By RICHARD WEIZEL
Staff writer
ConnPost Article Launched: 10/22/2008
HQ in the works for Stratford EMS - Topix
STRATFORD -- Donna Best, chief of the town's 120-member Emergency Medical Services unit, remembers when her department was "temporarily" assigned to a cramped section of the basement at Police Department headquarters -- 31 years ago.
"I was a volunteer at the time and didn't know what temporary meant," Best said. "But I certainly never thought it meant more than 30 years."
Best appeared Tuesday night before the town's Zoning Commission at Town Hall to plead her case for a proposed $2.2 million project to renovate the old firehouse on Main Street into the town's first EMS headquarters.
The Zoning Commission unanimously approved the proposal.
The local EMS, made up almost entirely of volunteers, operates out of a 3,000-square-foot space in the lower level of police headquarters, but would move to the 9,000-square-foot former firehouse under a plan presented by Silver Petrucelli & Associates of Hamden. The firm has prepared conceptual plans to transform the old firehouse, 2725 Main St., into an EMS center.
The unit also includes four full-time paramedics and 20 part-time paramedics and EMTs.
Best said being next door to the Fire Department's new headquarters also would help to better coordinate responses to emergencies with firefighters, as well as for training purposes.
Ever since the new $6.5 million, 27,000-square-foot firehouse and dispatch center was erected more than two years ago next door to its former base, that building has been vacant.
The consultants have determined the building is structurally sound, but needs a new roof and a "retrofitting'' to transform it into an EMS center.

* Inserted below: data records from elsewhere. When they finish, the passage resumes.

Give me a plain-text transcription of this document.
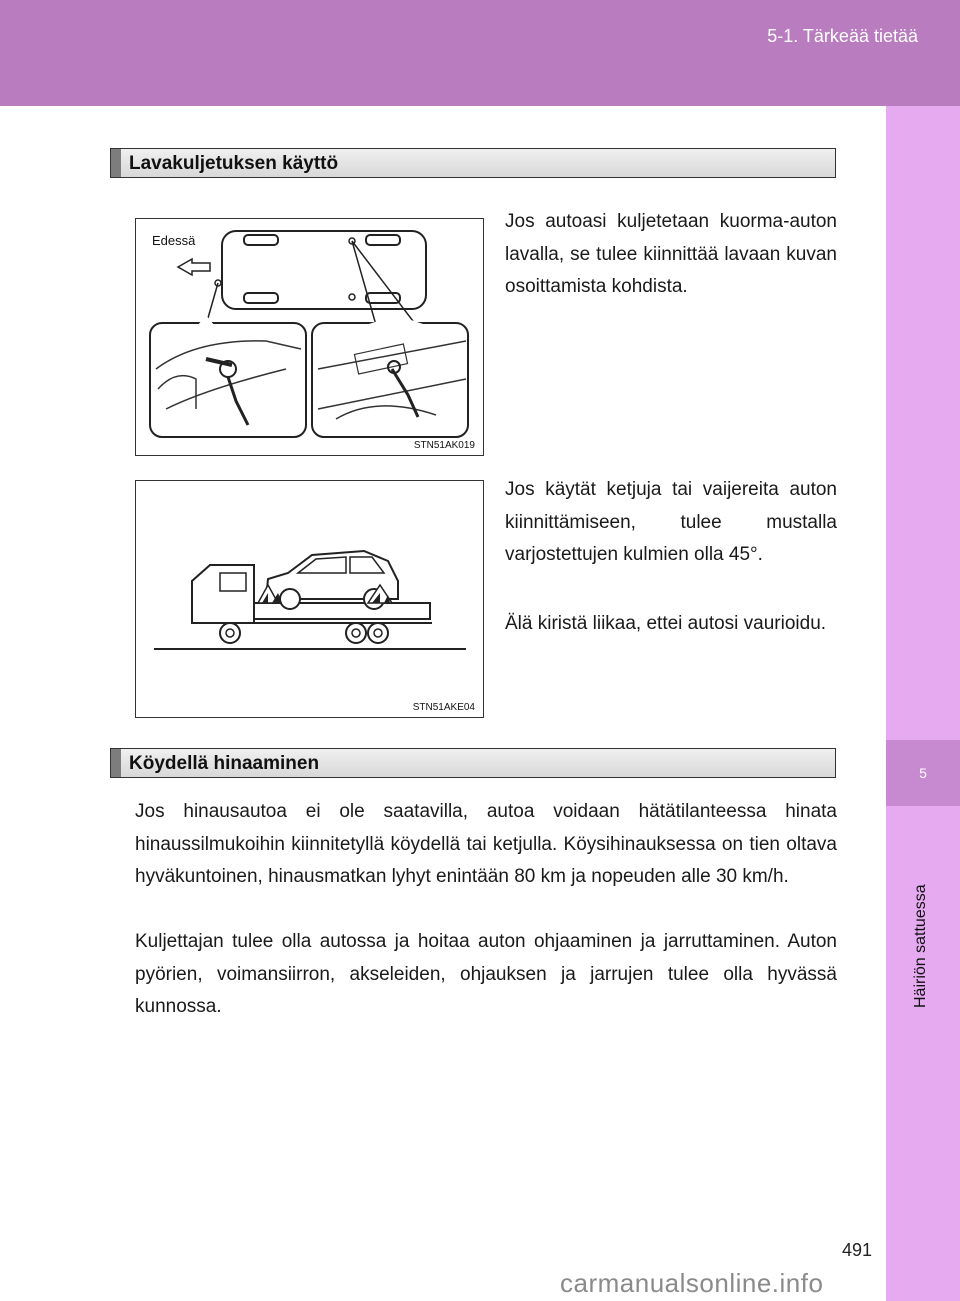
5-1. Tärkeää tietää
5
Häiriön sattuessa
Lavakuljetuksen käyttö
Edessä
STN51AK019

Jos autoasi kuljetetaan kuorma-auton lavalla, se tulee kiinnittää lavaan kuvan osoittamista kohdista.

STN51AKE04

Jos käytät ketjuja tai vaijereita auton kiinnittämiseen, tulee mustalla varjostettujen kulmien olla 45°.

Älä kiristä liikaa, ettei autosi vaurioidu.

Köydellä hinaaminen

Jos hinausautoa ei ole saatavilla, autoa voidaan hätätilanteessa hinata hinaussilmukoihin kiinnitetyllä köydellä tai ketjulla. Köysihinauksessa on tien oltava hyväkuntoinen, hinausmatkan lyhyt enintään 80 km ja nopeuden alle 30 km/h.

Kuljettajan tulee olla autossa ja hoitaa auton ohjaaminen ja jarruttaminen. Auton pyörien, voimansiirron, akseleiden, ohjauksen ja jarrujen tulee olla hyvässä kunnossa.

491
carmanualsonline.info
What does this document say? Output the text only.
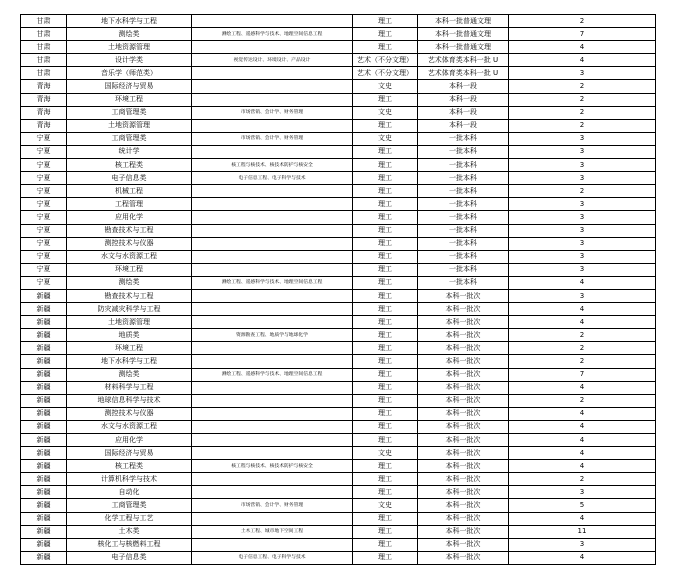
甘肃	地下水科学与工程		理工	本科一批普通文理	2
甘肃	测绘类	测绘工程、遥感科学与技术、地理空间信息工程	理工	本科一批普通文理	7
甘肃	土地资源管理		理工	本科一批普通文理	4
甘肃	设计学类	视觉传达设计、环境设计、产品设计	艺术（不分文理）	艺术体育类本科一批 U	4
甘肃	音乐学（师范类）		艺术（不分文理）	艺术体育类本科一批 U	3
青海	国际经济与贸易		文史	本科一段	2
青海	环境工程		理工	本科一段	2
青海	工商管理类	市场营销、会计学、财务管理	文史	本科一段	2
青海	土地资源管理		理工	本科一段	2
宁夏	工商管理类	市场营销、会计学、财务管理	文史	一批本科	3
宁夏	统计学		理工	一批本科	3
宁夏	核工程类	核工程与核技术、核技术防护与核安全	理工	一批本科	3
宁夏	电子信息类	电子信息工程、电子科学与技术	理工	一批本科	3
宁夏	机械工程		理工	一批本科	2
宁夏	工程管理		理工	一批本科	3
宁夏	应用化学		理工	一批本科	3
宁夏	勘查技术与工程		理工	一批本科	3
宁夏	测控技术与仪器		理工	一批本科	3
宁夏	水文与水资源工程		理工	一批本科	3
宁夏	环境工程		理工	一批本科	3
宁夏	测绘类	测绘工程、遥感科学与技术、地理空间信息工程	理工	一批本科	4
新疆	勘查技术与工程		理工	本科一批次	3
新疆	防灾减灾科学与工程		理工	本科一批次	4
新疆	土地资源管理		理工	本科一批次	4
新疆	地质类	资源勘查工程、地质学与地球化学	理工	本科一批次	2
新疆	环境工程		理工	本科一批次	2
新疆	地下水科学与工程		理工	本科一批次	2
新疆	测绘类	测绘工程、遥感科学与技术、地理空间信息工程	理工	本科一批次	7
新疆	材料科学与工程		理工	本科一批次	4
新疆	地球信息科学与技术		理工	本科一批次	2
新疆	测控技术与仪器		理工	本科一批次	4
新疆	水文与水资源工程		理工	本科一批次	4
新疆	应用化学		理工	本科一批次	4
新疆	国际经济与贸易		文史	本科一批次	4
新疆	核工程类	核工程与核技术、核技术防护与核安全	理工	本科一批次	4
新疆	计算机科学与技术		理工	本科一批次	2
新疆	自动化		理工	本科一批次	3
新疆	工商管理类	市场营销、会计学、财务管理	文史	本科一批次	5
新疆	化学工程与工艺		理工	本科一批次	4
新疆	土木类	土木工程、城市地下空间工程	理工	本科一批次	11
新疆	核化工与核燃料工程		理工	本科一批次	3
新疆	电子信息类	电子信息工程、电子科学与技术	理工	本科一批次	4
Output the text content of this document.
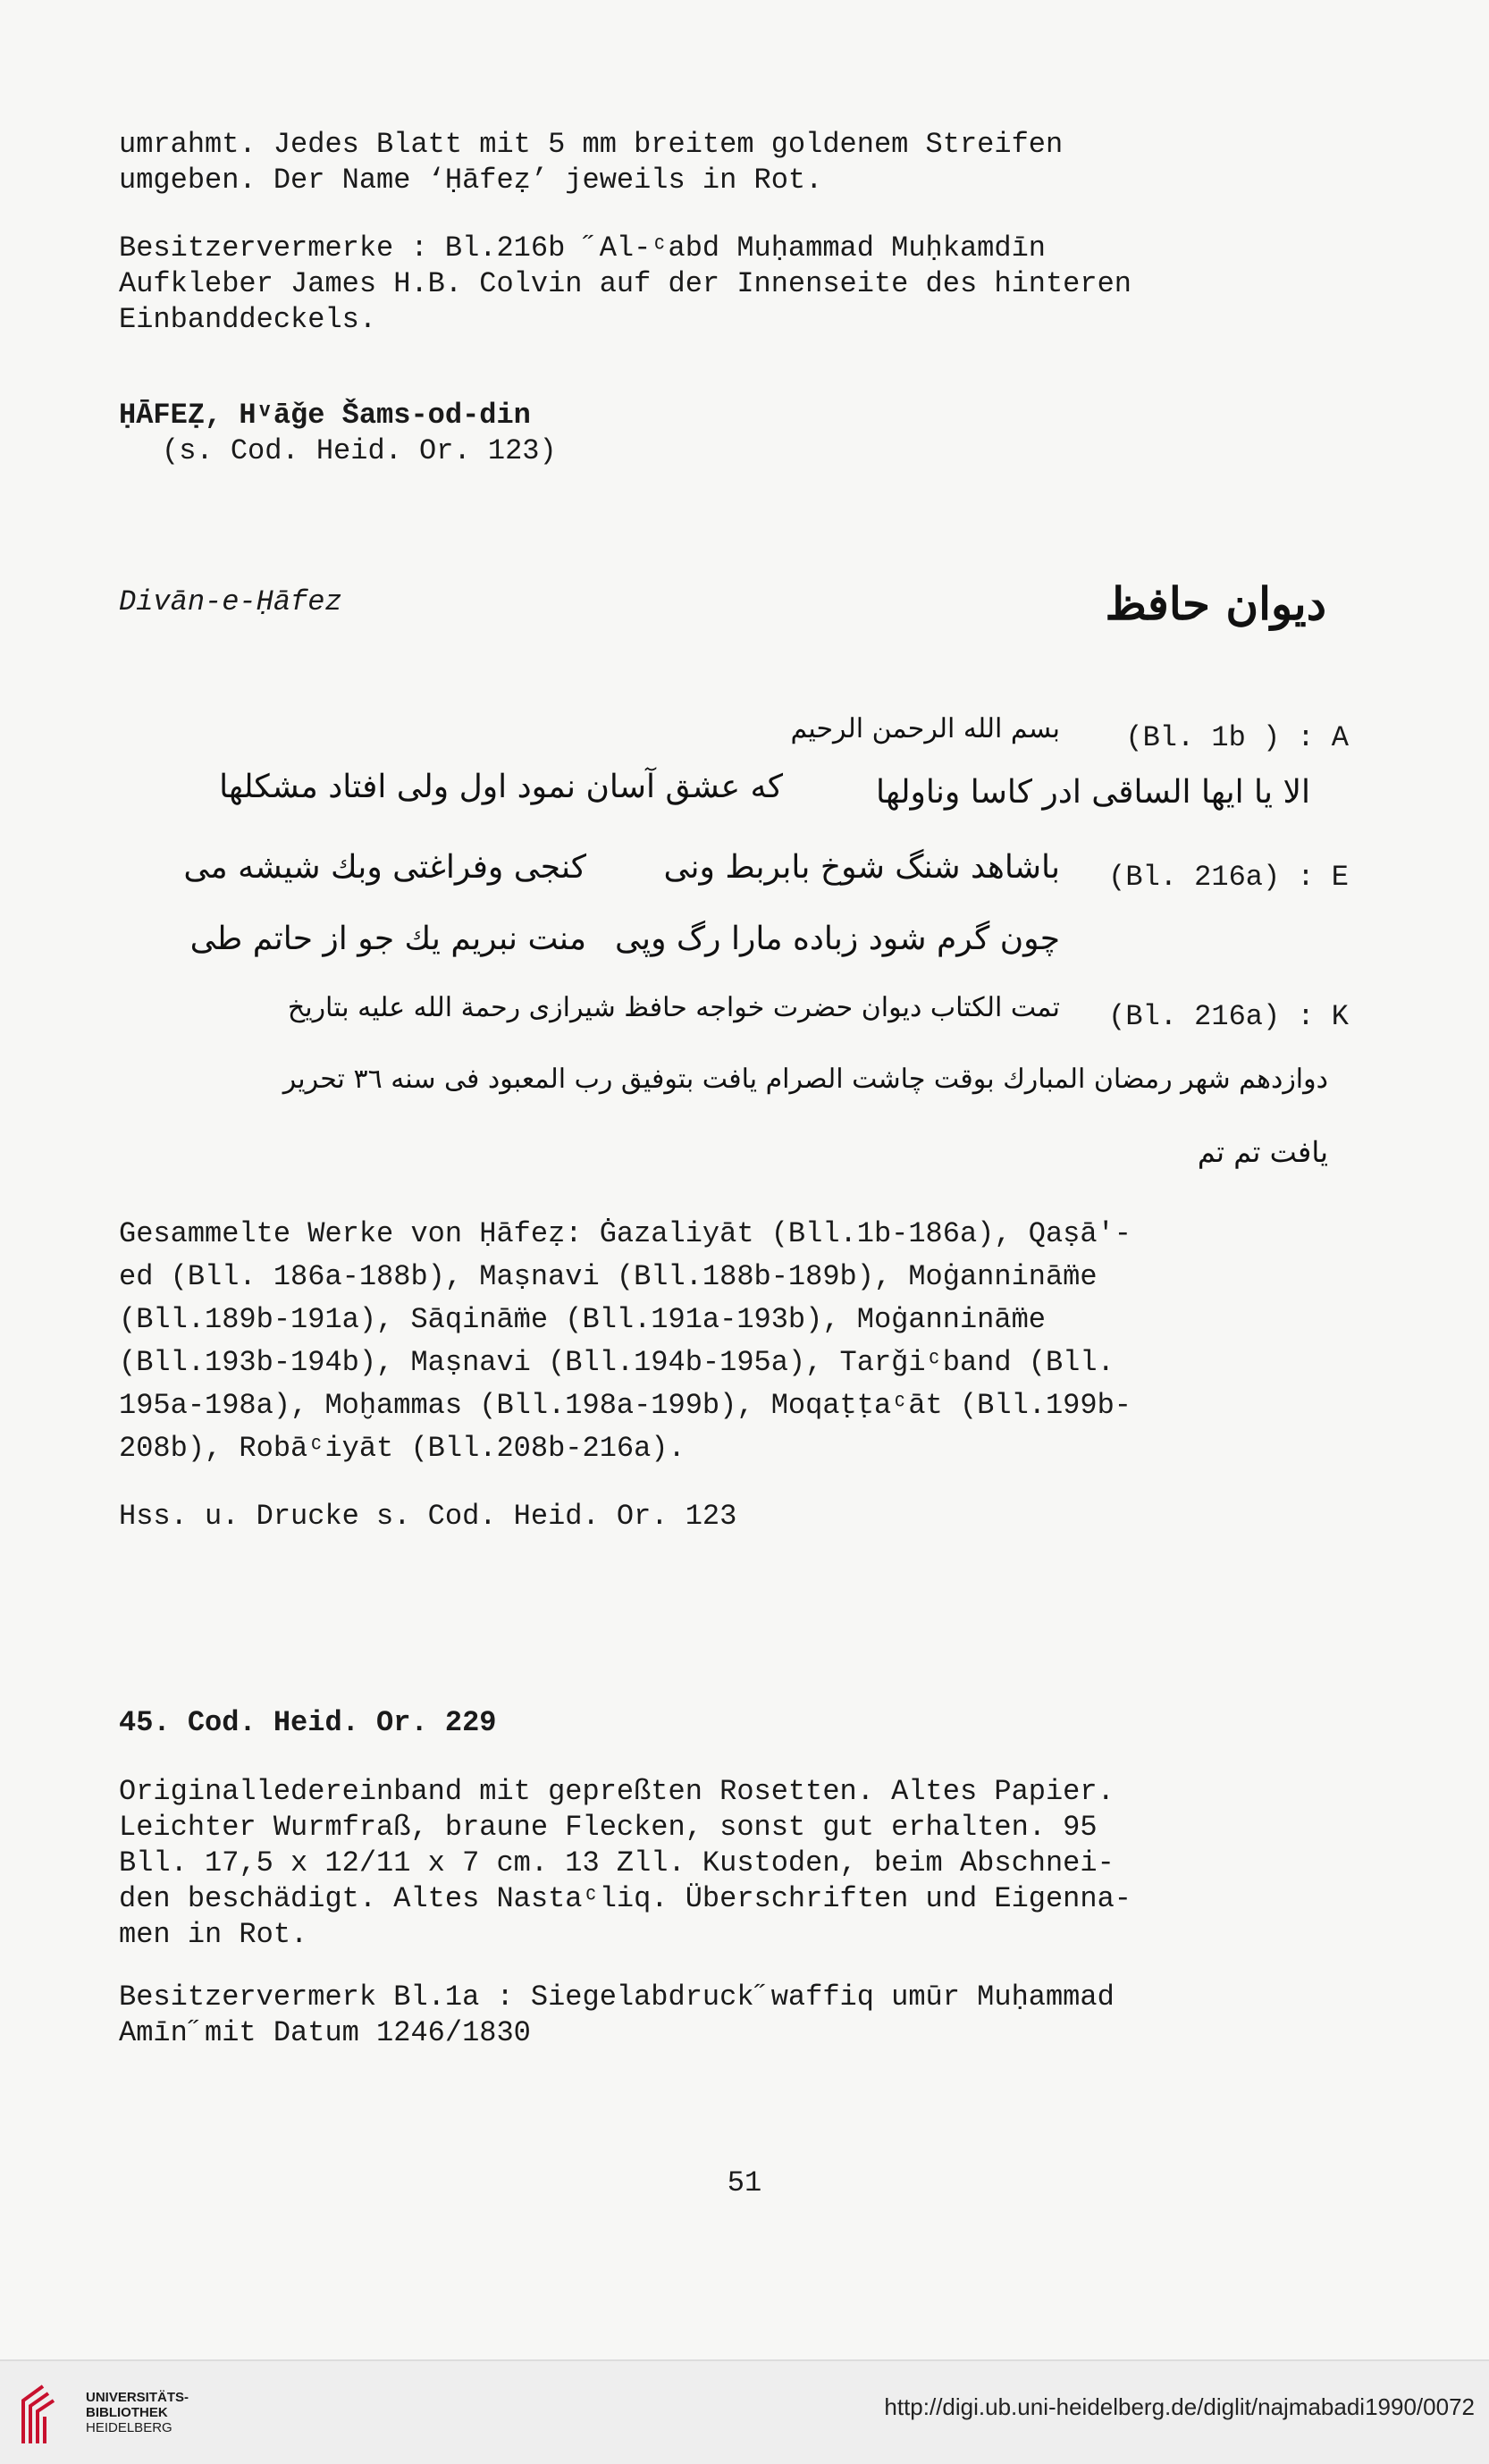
umrahmt. Jedes Blatt mit 5 mm breitem goldenem Streifen
umgeben. Der Name ‘Ḥāfeẓ’ jeweils in Rot.
Besitzervermerke : Bl.216b ˝Al-ᶜabd Muḥammad Muḥkamdīn
Aufkleber James H.B. Colvin auf der Innenseite des hinteren
Einbanddeckels.
ḤĀFEẒ, Hᵛāǧe Šams-od-din
(s. Cod. Heid. Or. 123)
Divān-e-Ḥāfez	ديوان حافظ
(Bl. 1b ) : A
بسم الله الرحمن الرحيم
الا يا ايها الساقى ادر كاسا وناولها
كه عشق آسان نمود اول ولى افتاد مشكلها
(Bl. 216a) : E
باشاهد شنگ شوخ بابربط ونى
كنجى وفراغتى وبك شيشه مى
چون گرم شود زباده مارا رگ وپى
منت نبريم يك جو از حاتم طى
(Bl. 216a) : K
تمت الكتاب ديوان حضرت خواجه حافظ شيرازى رحمة الله عليه بتاريخ
دوازدهم شهر رمضان المبارك بوقت چاشت الصرام يافت بتوفيق رب المعبود فى سنه ٣٦ تحرير
يافت تم تم
Gesammelte Werke von Ḥāfeẓ: Ġazaliyāt (Bll.1b-186a), Qaṣā'-
ed (Bll. 186a-188b), Maṣnavi (Bll.188b-189b), Moġanninām̈e
(Bll.189b-191a), Sāqinām̈e (Bll.191a-193b), Moġanninām̈e
(Bll.193b-194b), Maṣnavi (Bll.194b-195a), Tarǧiᶜband (Bll.
195a-198a), Moḫammas (Bll.198a-199b), Moqaṭṭaᶜāt (Bll.199b-
208b), Robāᶜiyāt (Bll.208b-216a).
Hss. u. Drucke s. Cod. Heid. Or. 123
45. Cod. Heid. Or. 229
Originalledereinband mit gepreßten Rosetten. Altes Papier.
Leichter Wurmfraß, braune Flecken, sonst gut erhalten. 95
Bll. 17,5 x 12/11 x 7 cm. 13 Zll. Kustoden, beim Abschnei-
den beschädigt. Altes Nastaᶜliq. Überschriften und Eigenna-
men in Rot.
Besitzervermerk Bl.1a : Siegelabdruck˝waffiq umūr Muḥammad
Amīn˝mit Datum 1246/1830
51
UNIVERSITÄTS-
BIBLIOTHEK
HEIDELBERG
http://digi.ub.uni-heidelberg.de/diglit/najmabadi1990/0072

"It's very exciting we may be finally getting our own building," Best said. "Our space is extremely cramped, both as far as the training room and the crew's quarters. All of our vehicles are housed outside, and this would allow us to garage our ambulances and prolong the life of vehicles."
Funding for the project will be paid for out of the EMS enterprise budget and bonded through the town, but won't cost taxpayers any money, Best said.
"I know EMS has been trying to get its own building for a long time," said Zoning Commission Chairman Christopher Silhavey, who served on the Town Council during the late 1990s and recalls how several proposals never quite made it.
"This is a perfect reuse for a building that hasn't been used in several years," he said.
The proposal will be sent to the Planning Commission at 7 p.m. Tuesday in Town Hall and then to the Town Council for final approval. The council, however, has already approved the project as part of its five-year capital improvement plan.